The bond market is a complicated thing, and it is understandable if most people don’t spend a lot of time thinking about it. But even for Americans who don’t want to spend any mental energy on yield curves, convexity and term premia, there is one simple thing to know about the current tumult in the multitrillion dollar market: It’s time to think about refinancing your mortgage.
The average rate on a 30-year fixed-rate mortgage was 3.8 percent at the end of last week. That is down from 4.5 percent as recently as last spring, the lowest since May 2013 and far below the 5 percent-plus rates that prevailed as recently as early 2011.
That raises the possibility that the great American refinancing machine might again chug into motion, leaving Americans with lower monthly payments, more cash in their pockets or both. Homeowners who secured their current mortgage in late 2013 or early 2014, or anytime before mid-2011, may want to at least plug their numbers into an online calculator to see if the potential savings are worthwhile.
The math can be as simple as you want or as complex; here’s how to think of the decision.
When considering whether to refinance, you are exploiting the fact that you can fully repay a home mortgage whenever you want and take out a new one. If rates rise, you can stick with your old one as long as you continue to own your home; if they fall, you can pay off the old mortgage and get a new one. Heads you win, tails your lender loses. Seldom in life does this dynamic apply, so it is worth exploiting whenever the opportunity arises.
Everyone’s details are different, but if the current rate is half a percentage point below the rate on your mortgage, a refinance is potentially compelling. If it is closer to a gap of a full percentage point, it may be a slam dunk unless you expect to move soon.
But taking out a new mortgage comes with costs, such as origination and appraisal fees — typically in the low four figures. The open question is whether you will enjoy the benefits of lower rates for long enough to cover that upfront cost.
As a hypothetical, a family that took out a $400,000, 30-year fixed-rate mortgage in June 2013 at 4.6 percent could save $187 a month by refinancing $400,000 at a 3.8 percent rate. (If instead of taking cash out they borrowed only the $389,826 they should owe on the mortgage at this point, they would save $234 a month, reflecting both the lower interest rate and a smaller principal.)
Before taking the plunge, though, our family has to decide how long it expects to stay in the home.

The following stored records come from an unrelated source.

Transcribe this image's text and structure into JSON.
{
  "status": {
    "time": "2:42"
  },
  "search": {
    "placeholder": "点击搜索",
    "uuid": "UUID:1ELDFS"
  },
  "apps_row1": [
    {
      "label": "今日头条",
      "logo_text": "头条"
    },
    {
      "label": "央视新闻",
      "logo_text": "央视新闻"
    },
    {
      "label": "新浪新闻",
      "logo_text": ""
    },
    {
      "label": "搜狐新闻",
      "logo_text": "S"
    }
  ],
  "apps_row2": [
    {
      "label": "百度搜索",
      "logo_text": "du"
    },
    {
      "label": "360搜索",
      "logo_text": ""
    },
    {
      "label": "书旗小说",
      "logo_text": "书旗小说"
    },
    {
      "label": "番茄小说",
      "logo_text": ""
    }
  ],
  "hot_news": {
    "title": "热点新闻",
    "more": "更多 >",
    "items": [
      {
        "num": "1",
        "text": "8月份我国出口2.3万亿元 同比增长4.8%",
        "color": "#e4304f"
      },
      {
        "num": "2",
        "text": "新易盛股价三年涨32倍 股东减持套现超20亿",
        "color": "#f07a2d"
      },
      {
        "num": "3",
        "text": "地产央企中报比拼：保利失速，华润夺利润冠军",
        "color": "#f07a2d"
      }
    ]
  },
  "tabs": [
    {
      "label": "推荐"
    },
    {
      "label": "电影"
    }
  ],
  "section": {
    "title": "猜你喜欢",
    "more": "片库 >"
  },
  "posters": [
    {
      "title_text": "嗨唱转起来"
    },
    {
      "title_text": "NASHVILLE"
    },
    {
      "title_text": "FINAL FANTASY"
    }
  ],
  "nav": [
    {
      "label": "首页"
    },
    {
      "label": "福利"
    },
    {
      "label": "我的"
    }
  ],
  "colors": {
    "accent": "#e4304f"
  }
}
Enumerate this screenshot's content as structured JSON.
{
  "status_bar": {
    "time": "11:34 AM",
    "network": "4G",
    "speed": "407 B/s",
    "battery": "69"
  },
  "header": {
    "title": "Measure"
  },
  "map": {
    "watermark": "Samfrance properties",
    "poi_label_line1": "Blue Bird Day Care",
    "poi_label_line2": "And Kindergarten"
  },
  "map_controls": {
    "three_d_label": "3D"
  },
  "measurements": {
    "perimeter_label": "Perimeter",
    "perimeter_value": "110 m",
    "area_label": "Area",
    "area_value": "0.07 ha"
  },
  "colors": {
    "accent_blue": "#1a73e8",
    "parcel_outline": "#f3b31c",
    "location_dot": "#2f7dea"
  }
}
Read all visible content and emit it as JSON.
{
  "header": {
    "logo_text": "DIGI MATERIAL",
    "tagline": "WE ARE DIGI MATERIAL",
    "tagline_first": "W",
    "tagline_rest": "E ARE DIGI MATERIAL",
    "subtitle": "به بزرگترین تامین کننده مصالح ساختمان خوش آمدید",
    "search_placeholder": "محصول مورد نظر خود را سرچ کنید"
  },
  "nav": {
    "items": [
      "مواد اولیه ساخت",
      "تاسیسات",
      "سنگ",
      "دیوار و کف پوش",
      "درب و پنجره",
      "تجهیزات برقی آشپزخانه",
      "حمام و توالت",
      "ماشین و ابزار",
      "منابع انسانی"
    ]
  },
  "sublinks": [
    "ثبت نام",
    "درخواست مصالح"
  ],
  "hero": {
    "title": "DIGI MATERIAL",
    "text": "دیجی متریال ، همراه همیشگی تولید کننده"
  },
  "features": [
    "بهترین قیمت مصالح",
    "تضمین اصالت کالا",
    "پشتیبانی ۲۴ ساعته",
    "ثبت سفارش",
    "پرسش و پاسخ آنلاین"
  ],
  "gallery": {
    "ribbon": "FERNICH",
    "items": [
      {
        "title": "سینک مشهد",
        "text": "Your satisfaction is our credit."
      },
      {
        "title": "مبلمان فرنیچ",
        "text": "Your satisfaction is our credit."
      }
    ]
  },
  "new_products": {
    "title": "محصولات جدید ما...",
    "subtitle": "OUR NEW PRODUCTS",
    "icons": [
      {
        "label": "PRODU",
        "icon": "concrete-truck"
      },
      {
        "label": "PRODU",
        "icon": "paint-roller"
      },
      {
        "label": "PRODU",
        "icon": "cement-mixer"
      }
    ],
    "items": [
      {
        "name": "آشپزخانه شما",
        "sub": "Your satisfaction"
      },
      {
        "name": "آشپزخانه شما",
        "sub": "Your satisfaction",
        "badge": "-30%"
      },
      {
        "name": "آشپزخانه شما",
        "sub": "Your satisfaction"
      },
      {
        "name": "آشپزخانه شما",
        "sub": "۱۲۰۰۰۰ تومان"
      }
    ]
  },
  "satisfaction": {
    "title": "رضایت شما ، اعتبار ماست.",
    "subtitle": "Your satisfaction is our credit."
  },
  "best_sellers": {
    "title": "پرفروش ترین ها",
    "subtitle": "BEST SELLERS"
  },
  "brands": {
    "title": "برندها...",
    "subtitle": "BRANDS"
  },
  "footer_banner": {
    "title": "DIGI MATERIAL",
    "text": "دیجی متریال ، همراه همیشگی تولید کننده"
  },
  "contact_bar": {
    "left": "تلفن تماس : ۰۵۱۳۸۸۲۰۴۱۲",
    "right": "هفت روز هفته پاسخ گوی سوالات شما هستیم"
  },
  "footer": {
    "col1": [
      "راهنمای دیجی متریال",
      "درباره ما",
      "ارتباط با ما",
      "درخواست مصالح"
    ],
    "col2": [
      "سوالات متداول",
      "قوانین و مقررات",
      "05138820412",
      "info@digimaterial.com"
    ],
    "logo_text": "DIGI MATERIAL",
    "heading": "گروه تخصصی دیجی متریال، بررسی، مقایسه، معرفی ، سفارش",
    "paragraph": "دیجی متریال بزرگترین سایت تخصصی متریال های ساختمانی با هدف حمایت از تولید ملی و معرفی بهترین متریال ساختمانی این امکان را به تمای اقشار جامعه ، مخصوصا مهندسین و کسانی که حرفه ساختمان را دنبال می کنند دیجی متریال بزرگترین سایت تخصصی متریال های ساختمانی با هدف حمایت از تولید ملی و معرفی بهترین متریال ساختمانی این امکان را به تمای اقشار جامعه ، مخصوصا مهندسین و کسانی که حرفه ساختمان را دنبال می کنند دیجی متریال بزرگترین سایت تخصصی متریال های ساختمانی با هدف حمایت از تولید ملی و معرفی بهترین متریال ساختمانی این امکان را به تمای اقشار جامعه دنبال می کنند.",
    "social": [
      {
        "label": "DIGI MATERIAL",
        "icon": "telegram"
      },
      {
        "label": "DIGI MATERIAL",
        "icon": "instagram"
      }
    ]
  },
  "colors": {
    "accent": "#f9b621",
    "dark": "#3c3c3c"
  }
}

If transaction fees add up to $4,000, for example, the family needs to stay in the home for at least 21 more months (if borrowing $400,000; 17 months if borrowing $389,826) to justify the transaction (or a bit longer if you also try to account for the tax savings they are not receiving because they are paying less to the bank in mortgage interest).
Or here’s another intriguing possibility. Let’s say our family has seen its income rise since originally taking out the home loan in mid-2013. The interest rate on a 15-year fixed-rate mortgage is now a mere 2.9 percent. An option would be to refinance the $389,825 currently owed into a 15-year mortgage. That would increase the monthly payment by $623 a month — but would result in paying the home loan off entirely in 2030, not 2043 as the family was previously on track to do.
As with all major financial decisions, the details of each family’s situation can add all kinds of complexity that are worth gaming out and analyzing carefully. But for the economy as a whole, this latest shift in rates has a particular silver lining.
In years past, mortgage rates have dipped when it looked as if the United States economy could be falling back toward recession, and the Federal Reserve intervened with easier money to try to stop that from happening. This time, the economy is looking relatively strong and the Fed is making plans to raise interest rates.
This drop in mortgage rates is being driven by a combination of plummeting oil prices, which are reducing investors’ expectations for inflation in the years ahead, and a tumultuous global economic environment, which is leading investors worldwide to plow money into safe American assets. That includes the bonds packaged by the government-sponsored mortgage finance giants Fannie Mae and Freddie Mac, which in turn fund most of the nation’s consumer mortgages.
In other words, global investors are so desperate for a safe place to park cash and so confident that inflation is nowhere to be found that they are flinging money at United States homeowners. Americans now paying significantly above-market rates on their home loan might at least do them the favor of picking it up.